God governs the universe absolutely, and creates in accord with his own sovereign plan and purpose. For that reason, the world that he has made–again, this world–reflects that purpose. The Incarnation is part of that purpose, and therefore the world as we know it reflects the Incarnation. “To such a God,” says Warfield, “there belongs of necessity an all-inclusive plan for the government of the universe; and He contemplates this in all its parts from the depths of eternity.
Cur Deus homo? “Why did God become a man?” Anselm asked. This is a question that has exercised theologians for hundreds of years, with the canonical materials receiving their first deep and searching analysis in Athanasius’ On the Incarnation of the Word of God. The question received new urgency after the rise of a school of thought that held that the Incarnation would have occurred regardless of the fall of man in Eden–because creation itself, teleological as it is, seemed to demand it. What nearer manifestation of God could man have had than for God to dwell among us? And how could man have possessed happiness fully without him so dwelling? If the perfection of created nature can only be achieved through its close union with God, the Incarnation, it may seem, would have occurred whether or not man sinned. And yet the Scriptural witness runs in precisely the opposite direction. Is there any way to hold that witness together with what many have felt to be the goal of creation as such? Should we want to?

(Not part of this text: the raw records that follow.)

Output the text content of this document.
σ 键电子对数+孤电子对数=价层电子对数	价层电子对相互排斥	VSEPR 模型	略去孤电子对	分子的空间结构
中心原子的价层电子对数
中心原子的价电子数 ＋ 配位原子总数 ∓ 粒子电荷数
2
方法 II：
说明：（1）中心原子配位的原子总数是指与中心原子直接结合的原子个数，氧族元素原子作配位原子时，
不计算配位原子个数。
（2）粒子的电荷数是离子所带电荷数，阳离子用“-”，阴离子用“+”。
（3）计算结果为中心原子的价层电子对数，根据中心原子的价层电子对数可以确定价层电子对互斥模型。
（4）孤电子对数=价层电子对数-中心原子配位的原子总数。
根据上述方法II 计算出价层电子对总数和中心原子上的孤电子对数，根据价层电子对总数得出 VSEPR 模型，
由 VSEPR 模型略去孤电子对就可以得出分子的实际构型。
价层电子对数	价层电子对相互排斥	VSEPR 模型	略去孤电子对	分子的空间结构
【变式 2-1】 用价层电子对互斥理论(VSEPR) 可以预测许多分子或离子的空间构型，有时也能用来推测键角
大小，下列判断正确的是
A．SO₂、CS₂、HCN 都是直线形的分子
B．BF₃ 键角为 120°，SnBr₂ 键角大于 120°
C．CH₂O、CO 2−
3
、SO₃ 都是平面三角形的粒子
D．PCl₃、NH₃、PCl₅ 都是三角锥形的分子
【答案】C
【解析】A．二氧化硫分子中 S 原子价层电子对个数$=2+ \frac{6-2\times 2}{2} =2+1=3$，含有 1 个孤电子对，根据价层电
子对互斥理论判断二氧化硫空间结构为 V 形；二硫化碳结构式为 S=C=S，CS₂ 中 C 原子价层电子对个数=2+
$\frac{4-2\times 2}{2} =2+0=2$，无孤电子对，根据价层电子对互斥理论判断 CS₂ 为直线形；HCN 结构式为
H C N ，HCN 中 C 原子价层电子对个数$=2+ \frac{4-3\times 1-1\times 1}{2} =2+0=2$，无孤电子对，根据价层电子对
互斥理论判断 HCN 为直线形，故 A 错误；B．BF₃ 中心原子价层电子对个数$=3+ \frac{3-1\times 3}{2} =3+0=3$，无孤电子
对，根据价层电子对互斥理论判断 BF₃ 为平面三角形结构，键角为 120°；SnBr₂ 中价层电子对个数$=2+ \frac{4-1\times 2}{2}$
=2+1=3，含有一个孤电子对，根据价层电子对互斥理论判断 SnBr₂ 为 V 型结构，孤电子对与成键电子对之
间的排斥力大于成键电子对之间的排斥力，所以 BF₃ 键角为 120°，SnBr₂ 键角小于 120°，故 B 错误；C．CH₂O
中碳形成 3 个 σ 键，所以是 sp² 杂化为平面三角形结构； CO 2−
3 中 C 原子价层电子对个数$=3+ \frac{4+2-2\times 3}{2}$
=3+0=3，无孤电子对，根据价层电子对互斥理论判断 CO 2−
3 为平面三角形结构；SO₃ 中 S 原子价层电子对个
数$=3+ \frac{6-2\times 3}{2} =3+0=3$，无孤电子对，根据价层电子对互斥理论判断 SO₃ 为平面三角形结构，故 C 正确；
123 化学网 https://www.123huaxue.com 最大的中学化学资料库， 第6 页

We can get some help from Benjamin B. Warfield, whose brief essay “The Principle of the Incarnation,” first published in 1900 in The Bible Student, is a lucid treatment of these issues.
So, first: the issue of the Scriptural witness. The testimony of the New Testament is nearly unanimous that what Warfield calls the “motive” for the Incarnation was soteriological rather than ontological: the Incarnation as presented in the New Testament sprang from the need of man as wrecked and undone by sin rather than from the need of man as such.
One can easily assure himself that this is the case by a perusal of both the Johannine and the Pauline writings. Warfield’s comment on “For God so loved the world…” can be taken as a summary: “The emphasis thrown upon this teaching in the great passage, John iii. 16sq., indeed, is so intense as to be almost oppressive: the gift of God’s Son is accounted for, it is intimated, only by the intensity of His love for the perishing world, and it is added with explicit iteration, that God sent the Son into this sinful world only ‘that the world might be saved through Him.'” Elsewhere in the essay Warfield refers to this love as God’s “Holy Love,” which he calls God’s “consummate attribute,” the fierce, invincible, leonine love that purposes to rescue those who would sooner spit in the face of God with head held high than beg for mercy on bended knee. This Holy Love of God, that is, takes form soteriologically, as a response to man’s suicide; thus Warfield calls sin the “proximate occasion” of the Incarnation and redemption its “prime end.” The “principle of the Incarnation” is found “in the provision of a remedy for human sin.” Its proximate cause cannot be found “either ontologically or ethically in God, or in the nature of the Logos as Revealer, or in the idea of creation, or yet in the created product and especially man as made capable of receiving God and therefore not finding his true end until he is raised to union with Him.”
What, then, of seeing in the Incarnation the consummation of creation, the answer to man’s longing for fullness of being in union with God? Is it to be dismissed as just so much pious pantheistic nonsense, a contentless romantic longing to be swallowed up by the Absolute in the ecstasy of an overindulged and malformed aesthetic sensibility? To be sure, it could take this form, and probably often does. But it need not–and anyway, abusus non tollit usum; and Warfield is surprisingly candid in his endorsement of the partial truth of what advocates of “Incarnation anyway” (I borrow the phrase from the title of a recent book by Edwin Chr. van Driel) propose–of the deep insight regarding the chief end of man that they want to protect. Warfield remarks that “[t]he Incarnation is so stupendous an event that it is big with consequences and reaches out on every side to relations that may even seem at first glance to stand in opposition to its fundamental principle.”